Effect of torsion and electric charge parameters on the configuration of anisotropic compact stars in f(T) gravity

Abstract

Under the assumption of a linear $f\left(T\right)$ function, we present a new exact solution for an anisotropic and charged stars in the background of $f\left(T\right)$-gravity. By considering ansatz for the metric potential, charge function, and anisotropy function, we have arrived at an exact and nonsingular solution to the field problem.
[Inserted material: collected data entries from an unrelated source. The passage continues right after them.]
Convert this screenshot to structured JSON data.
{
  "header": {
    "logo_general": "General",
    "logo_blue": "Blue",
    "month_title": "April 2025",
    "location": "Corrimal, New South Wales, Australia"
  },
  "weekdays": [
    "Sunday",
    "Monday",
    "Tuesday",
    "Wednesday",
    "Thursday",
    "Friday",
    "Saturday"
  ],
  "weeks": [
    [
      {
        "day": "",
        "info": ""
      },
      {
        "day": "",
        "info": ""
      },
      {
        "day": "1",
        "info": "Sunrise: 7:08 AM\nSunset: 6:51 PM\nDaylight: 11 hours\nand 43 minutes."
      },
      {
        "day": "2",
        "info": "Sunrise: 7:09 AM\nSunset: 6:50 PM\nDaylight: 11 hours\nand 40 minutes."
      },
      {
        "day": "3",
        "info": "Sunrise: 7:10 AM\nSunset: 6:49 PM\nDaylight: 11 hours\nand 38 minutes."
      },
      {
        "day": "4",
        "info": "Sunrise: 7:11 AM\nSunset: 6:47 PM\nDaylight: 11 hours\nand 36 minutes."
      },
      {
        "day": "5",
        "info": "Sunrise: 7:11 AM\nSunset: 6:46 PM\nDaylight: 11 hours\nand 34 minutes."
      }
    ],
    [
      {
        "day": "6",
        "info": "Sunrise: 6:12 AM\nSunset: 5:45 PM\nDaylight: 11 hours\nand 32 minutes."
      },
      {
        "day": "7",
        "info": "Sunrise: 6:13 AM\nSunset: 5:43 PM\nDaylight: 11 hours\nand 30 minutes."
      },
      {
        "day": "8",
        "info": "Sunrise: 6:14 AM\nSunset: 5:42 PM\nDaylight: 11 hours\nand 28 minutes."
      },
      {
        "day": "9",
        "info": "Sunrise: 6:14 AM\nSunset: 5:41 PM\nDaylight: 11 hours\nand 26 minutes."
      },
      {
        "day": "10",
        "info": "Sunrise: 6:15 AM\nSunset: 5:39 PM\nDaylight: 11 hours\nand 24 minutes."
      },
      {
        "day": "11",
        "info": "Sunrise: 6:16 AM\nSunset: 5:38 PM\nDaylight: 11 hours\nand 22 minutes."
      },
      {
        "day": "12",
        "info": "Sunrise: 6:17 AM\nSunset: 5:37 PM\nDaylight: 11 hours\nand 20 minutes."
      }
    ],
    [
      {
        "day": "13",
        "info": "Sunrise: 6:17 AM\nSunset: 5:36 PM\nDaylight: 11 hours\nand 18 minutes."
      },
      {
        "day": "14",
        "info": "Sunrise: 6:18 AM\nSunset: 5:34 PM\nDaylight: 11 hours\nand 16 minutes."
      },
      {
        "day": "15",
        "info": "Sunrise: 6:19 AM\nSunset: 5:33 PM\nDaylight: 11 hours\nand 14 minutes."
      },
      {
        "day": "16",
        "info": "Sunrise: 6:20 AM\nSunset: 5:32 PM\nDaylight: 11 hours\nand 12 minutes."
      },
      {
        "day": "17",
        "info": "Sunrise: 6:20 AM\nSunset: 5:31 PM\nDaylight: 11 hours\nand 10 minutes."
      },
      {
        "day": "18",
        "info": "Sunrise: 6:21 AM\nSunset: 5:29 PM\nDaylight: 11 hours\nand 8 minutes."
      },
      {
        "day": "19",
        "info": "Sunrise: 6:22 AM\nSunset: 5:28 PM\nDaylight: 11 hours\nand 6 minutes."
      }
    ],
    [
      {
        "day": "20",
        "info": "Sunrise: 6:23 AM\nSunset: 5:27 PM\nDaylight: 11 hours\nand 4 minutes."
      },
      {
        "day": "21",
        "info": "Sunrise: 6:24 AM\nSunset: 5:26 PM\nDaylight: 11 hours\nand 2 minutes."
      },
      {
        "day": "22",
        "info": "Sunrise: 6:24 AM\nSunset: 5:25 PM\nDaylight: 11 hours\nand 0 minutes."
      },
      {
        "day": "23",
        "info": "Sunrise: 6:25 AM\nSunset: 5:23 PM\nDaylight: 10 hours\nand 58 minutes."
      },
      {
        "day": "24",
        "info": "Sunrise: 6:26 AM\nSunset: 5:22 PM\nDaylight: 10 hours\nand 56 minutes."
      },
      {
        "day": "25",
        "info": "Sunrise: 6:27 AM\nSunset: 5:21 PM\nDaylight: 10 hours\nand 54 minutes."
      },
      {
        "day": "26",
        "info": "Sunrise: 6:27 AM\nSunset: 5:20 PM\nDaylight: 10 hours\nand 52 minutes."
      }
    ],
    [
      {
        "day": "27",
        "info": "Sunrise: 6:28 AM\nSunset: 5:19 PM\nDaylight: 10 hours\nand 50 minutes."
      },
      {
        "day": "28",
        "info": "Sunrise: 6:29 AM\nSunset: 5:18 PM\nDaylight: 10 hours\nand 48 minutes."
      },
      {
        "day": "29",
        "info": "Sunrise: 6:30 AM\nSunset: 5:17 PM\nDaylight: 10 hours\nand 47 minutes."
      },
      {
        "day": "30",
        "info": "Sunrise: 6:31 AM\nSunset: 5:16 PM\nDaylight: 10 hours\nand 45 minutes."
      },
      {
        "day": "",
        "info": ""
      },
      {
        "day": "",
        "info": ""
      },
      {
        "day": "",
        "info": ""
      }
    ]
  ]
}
The anisotropy and charge function are discovered to be contingent upon the existence of the torsion scalar, and the evolution of the charge and anisotropy of the stellar matter is significantly influenced by variations in the torsion parameter ${\zeta }_1$. The features of anisotropy and charged compact star at the boundary are examined by making the interior metric solution correspond to the exterior Reissner-Nordström-de Sitter solution. The physical validity of the derived quantities is shown graphically, and the energy conditions are found to be satisfied. The causality condition, hydrostatic stable equilibrium, and adiabatic stability are also verified for the chosen values of the torsion parameter. The $M-R$ relations are analyzed for the charged and anisotropic stellar configurations in $f\left(T\right)$-gravity. It is found that increasing values of the torsion parameter ${\zeta }_1$ enhance the maximum mass of the star while increasing values of the charge parameter $q_0$ decrease the maximum mass. The influence of anisotropy via increasing the torsion parameter could be a probable interpretation of the maximum masses exceeding 2.5 $M_{\odot }$, as observed in the case of the secondary companion of GW190814. Interestingly, our study sheds light on the characteristic of non-singular solutions to the field equations in $f\left(T\right)$-gravity with linear $f\left(T\right)$.